Despite the best efforts of IIROC to regulate the “unregulateable”, they have not mandated the type of disclosure that would allow investors to properly assess the risks of leveraged investment if they were able to fully understand the disclosure. If you look at the communication handed out by institutions, they provide illustrations that do not include MER and transaction costs, under performance risks, or indeed the added premiums over and above prime that effectively crucify the investor over time. Ergo the illustrations of the benefits are unrealistic and as such investors are never aware of the true nature of leveraged investment risk. In this context the new guidance achieves nothing.
I did a whole series of blogs on this issue that illustrate a more real perspective of the risk of leveraged investment. IIROC have produced some nice sounding words but the disclosure is lacking and the reality of an industry forever pushing higher transaction returns from their advisors is at conflict with any meaningful management of leverage risk within a non best interests regime, and that is no oxymoron.

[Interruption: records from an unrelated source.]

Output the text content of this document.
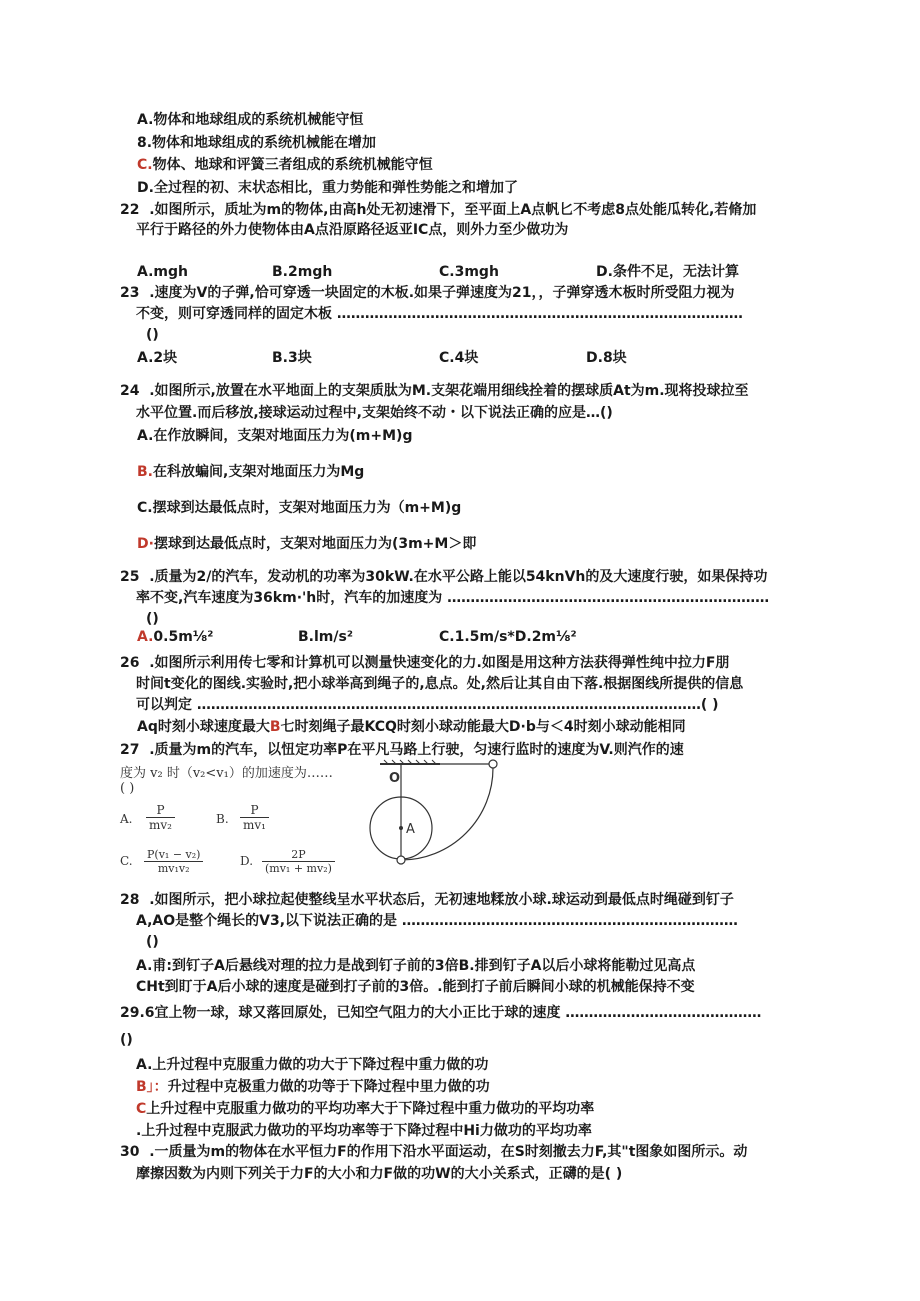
A.物体和地球组成的系统机械能守恒
8.物体和地球组成的系统机械能在增加
C.物体、地球和评簧三者组成的系统机械能守恒
D.全过程的初、末状态相比，重力势能和弹性势能之和增加了
22 .如图所示，质址为m的物体,由高h处无初速滑下，至平面上A点帆匕不考虑8点处能瓜转化,若脩加
平行于路径的外力使物体由A点沿原路径返亚IC点，则外力至少做功为
A.mgh	B.2mgh	C.3mgh	D.条件不足，无法计算
23 .速度为V的子弹,恰可穿透一块固定的木板.如果子弹速度为21，，子弹穿透木板时所受阻力视为
不变，则可穿透同样的固定木板 ……………………………………………………………………………
()
A.2块	B.3块	C.4块	D.8块
24 .如图所示,放置在水平地面上的支架质肽为M.支架花端用细线拴着的摆球质At为m.现将投球拉至
水平位置.而后移放,接球运动过程中,支架始终不动・以下说法正确的应是…()
A.在作放瞬间，支架对地面压力为(m+M)g
B.在科放蝙间,支架对地面压力为Mg
C.摆球到达最低点时，支架对地面压力为（m+M)g
D·摆球到达最低点时，支架对地面压力为(3m+M＞即
25 .质量为2/的汽车，发动机的功率为30kW.在水平公路上能以54knVh的及大速度行驶，如果保持功
率不变,汽车速度为36km·'h时，汽车的加速度为 ……………………………………………………………
()
A.0.5m⅛²	B.lm/s²	C.1.5m/s*D.2m⅛²
26 .如图所示利用传七零和计算机可以测量快速变化的力.如图是用这种方法获得弹性纯中拉力F朋
时间t变化的图线.实验时,把小球举高到绳子的,息点。处,然后让其自由下落.根据图线所提供的信息
可以判定 ………………………………………………………………………………………………( )
Aq时刻小球速度最大B七时刻绳子最KCQ时刻小球动能最大D·b与＜4时刻小球动能相同
27 .质量为m的汽车，以忸定功率P在平凡马路上行驶，匀速行监时的速度为V.则汽作的速
度为 v₂ 时（v₂<v₁）的加速度为……
( )
A. $\frac{P}{\text{mv₂}}$	B. $\frac{P}{\text{mv₁}}$
C. $\frac{\text{P(v₁ − v₂)}}{\text{mv₁v₂}}$	D. $\frac{2P}{\text{(mv₁ + mv₂)}}$
O
A
28 .如图所示，把小球拉起使整线呈水平状态后，无初速地糅放小球.球运动到最低点时绳碰到钉子
A,AO是整个绳长的V3,以下说法正确的是 ………………………………………………………………
()
A.甫:到钉子A后悬线对理的拉力是战到钉子前的3倍B.排到钉子A以后小球将能勒过见高点
CHt到盯于A后小球的速度是碰到打子前的3倍。.能到打子前后瞬间小球的机械能保持不变
29.6宜上物一球，球又落回原处，已知空气阻力的大小正比于球的速度 ……………………………………
()
A.上升过程中克服重力做的功大于下降过程中重力做的功
B」：升过程中克极重力做的功等于下降过程中里力做的功
C上升过程中克服重力做功的平均功率大于下降过程中重力做功的平均功率
.上升过程中克服武力做功的平均功率等于下降过程中Hi力做功的平均功率
30 .一质量为m的物体在水平恒力F的作用下沿水平面运动，在S时刻撤去力F,其"t图象如图所示。动
摩擦因数为内则下列关于力F的大小和力F做的功W的大小关系式，正礴的是( )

Regulators are ignoring many key issues that impact the risk of leverage and are bowing to financial institutions’ own assessment of leverage risk. Note the acquiescence over the many incorrect and misleading statements in industry communications (I deal with this in my blog posts).
I would also point out that regulators give the impression that regulations are tougher than they really are and give a false impression of the integrity of rules and regulations governing the recommendation of leverage. Note the following from IIROC’s Investor Bulletin:
IIROC requires the firms and representatives we regulate to meet strict supervisory and suitability obligations when they recommend, or become aware that their clients are using borrowing-to-invest strategies. Requirements include ensuring clients are fully aware of the risks…:
There is no discussion of the limitations of current suitability standards and their deficiency when it comes to making recommendations in a client’s best interests. Additionally, the regulators seem to be averse to emphasising the risk of leverage investment and of drawing a clear line in the sand with respect to whom leverage is appropriate. And again from IIROC’s Investor Bulletin:
It’s important to look at your whole financial picture if you are considering the use of borrowed funds to purchase securities. For instance, borrowing to invest may not be appropriate for an investor whose primary concern is preserving capital. That might include someone who is retired or nearing retirement, or who may need access to their money in the near future.
All we have in the above is a nuanced claim that it may not be suitable for those whose objective is capital preservation, which is a ridiculously low benchmark for recommending leverage. If you read the text of all the documents (including the guidance notes) you realise how ill defined the assessment of “appropriate” leverage really is.
How do you better regulate the suitability of the transaction without best interest standards and an increasingly pressurised conflict of interest environment? You cannot.